During the bitter Chicago Bulls-Detroit Pistons rivalry, Isiah Thomas drew the ire of the die-hard basketball fans in Chicago. But not all of them.
Fariduddin Muhammad grew up on Chicago’s South Side as a Detroit Pistons fan. “I can vividly remember my father’s close friend from Detroit coming to visit with his family one weekend when I was 7 years old,” Muhammad said. “His son was slightly older than me and also into the martial arts. I can recall his son asking every day to go outside to play ball. He asked me, who was my favorite team—and obviously my answer was a proud: “The Chicago Bulls! I’m from The Chi. Who else would I support?’”

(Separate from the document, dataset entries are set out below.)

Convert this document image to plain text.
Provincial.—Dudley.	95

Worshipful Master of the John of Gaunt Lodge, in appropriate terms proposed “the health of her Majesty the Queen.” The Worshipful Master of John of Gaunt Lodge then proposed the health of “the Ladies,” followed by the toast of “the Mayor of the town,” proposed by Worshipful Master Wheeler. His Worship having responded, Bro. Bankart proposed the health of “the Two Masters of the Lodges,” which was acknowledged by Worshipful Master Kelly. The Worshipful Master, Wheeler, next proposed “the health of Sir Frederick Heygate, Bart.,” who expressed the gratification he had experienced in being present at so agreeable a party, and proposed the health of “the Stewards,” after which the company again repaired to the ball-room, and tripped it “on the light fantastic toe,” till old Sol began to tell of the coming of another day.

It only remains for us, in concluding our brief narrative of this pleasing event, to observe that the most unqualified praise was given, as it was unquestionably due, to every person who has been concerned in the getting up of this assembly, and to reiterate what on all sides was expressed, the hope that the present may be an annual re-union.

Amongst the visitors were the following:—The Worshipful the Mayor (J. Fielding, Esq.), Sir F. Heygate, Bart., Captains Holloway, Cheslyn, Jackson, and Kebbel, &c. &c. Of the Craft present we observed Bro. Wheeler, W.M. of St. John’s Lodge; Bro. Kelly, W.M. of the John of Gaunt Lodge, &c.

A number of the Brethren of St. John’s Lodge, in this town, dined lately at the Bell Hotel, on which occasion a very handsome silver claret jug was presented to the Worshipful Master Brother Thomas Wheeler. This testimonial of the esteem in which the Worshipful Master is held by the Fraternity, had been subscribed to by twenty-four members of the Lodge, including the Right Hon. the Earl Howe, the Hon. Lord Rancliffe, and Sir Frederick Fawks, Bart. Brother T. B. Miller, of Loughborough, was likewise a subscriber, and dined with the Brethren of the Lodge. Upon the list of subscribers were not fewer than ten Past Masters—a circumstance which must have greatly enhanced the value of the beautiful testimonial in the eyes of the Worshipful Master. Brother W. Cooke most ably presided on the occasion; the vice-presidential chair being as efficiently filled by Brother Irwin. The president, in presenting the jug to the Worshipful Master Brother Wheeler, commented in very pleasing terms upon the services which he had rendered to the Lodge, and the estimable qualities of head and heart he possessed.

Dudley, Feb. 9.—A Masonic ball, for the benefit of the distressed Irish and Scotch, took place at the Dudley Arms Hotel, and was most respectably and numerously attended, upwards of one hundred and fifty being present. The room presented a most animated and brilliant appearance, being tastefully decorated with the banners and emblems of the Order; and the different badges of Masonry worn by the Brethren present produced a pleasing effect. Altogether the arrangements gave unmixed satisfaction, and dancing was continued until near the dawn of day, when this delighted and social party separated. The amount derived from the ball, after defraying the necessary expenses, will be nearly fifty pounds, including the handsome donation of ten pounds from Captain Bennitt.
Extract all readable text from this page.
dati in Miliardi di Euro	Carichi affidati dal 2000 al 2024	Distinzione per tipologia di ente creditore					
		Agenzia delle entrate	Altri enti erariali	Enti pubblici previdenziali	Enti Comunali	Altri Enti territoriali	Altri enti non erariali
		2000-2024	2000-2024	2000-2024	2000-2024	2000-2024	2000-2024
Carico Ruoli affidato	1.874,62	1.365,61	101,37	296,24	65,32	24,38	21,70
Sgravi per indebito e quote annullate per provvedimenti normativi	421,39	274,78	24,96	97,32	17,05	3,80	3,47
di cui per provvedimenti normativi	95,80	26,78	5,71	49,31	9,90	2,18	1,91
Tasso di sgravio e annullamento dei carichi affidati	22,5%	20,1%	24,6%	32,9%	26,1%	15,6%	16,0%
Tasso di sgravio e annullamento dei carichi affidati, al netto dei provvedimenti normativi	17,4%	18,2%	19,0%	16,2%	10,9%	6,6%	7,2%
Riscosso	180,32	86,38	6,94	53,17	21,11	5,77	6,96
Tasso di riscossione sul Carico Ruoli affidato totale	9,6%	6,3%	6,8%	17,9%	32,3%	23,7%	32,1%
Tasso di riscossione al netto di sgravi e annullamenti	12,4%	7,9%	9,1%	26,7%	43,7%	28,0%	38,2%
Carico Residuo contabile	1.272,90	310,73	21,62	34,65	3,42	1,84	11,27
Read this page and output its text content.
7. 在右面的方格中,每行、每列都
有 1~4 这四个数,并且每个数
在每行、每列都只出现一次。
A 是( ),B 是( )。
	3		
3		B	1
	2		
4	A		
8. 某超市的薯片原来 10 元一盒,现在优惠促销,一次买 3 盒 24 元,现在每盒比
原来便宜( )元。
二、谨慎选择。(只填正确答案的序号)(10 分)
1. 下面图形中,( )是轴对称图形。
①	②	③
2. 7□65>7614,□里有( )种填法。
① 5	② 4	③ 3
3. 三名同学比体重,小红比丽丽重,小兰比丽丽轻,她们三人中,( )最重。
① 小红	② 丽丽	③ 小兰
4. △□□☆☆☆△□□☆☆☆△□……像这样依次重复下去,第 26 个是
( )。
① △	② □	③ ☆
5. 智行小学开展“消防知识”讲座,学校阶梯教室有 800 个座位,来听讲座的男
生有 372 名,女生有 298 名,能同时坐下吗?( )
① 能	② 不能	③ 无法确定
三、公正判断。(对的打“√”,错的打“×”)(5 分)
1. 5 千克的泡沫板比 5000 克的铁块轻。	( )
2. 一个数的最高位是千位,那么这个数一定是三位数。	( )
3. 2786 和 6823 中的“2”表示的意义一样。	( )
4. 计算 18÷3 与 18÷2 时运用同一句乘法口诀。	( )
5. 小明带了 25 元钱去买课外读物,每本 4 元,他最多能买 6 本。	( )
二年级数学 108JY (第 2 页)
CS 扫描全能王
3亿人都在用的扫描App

But that would soon change.
“I was silent and just listened to him passionately talk about the Pistons and their fearless leader (Isiah Thomas), and how the Bulls had no heart. This conversation took place in 1987. I listened and I must admit I was curious to see where all his passion and enthusiasm derived from.”
Muhammad was also moved by the story of Isiah Thomas’ West Side Chicago upbringing. “I was impressed by the passion [Thomas] showed when talking about his mother,” Muhammad recalled. “A mother that picked up a shotgun to fight off gang members that were attempting to recruit her son. I was impressed by his contemplation to leave Indiana University for the NBA, and his promise he made to his mother to get his college degree.”
Now, Muhammad sees no problem with being a Pistons fan as well as a proud Chicagoan. “I am from Chicago and The Chi made me a loyal dude…it just so happens I remain loyal to the Pistons.”
Is there anything wrong with rooting for a team outside Chicago. No. In fact, to do so takes courage. We should keep open minds when we meet people wearing the wrong jerseys. Buccaneers fans are people, too.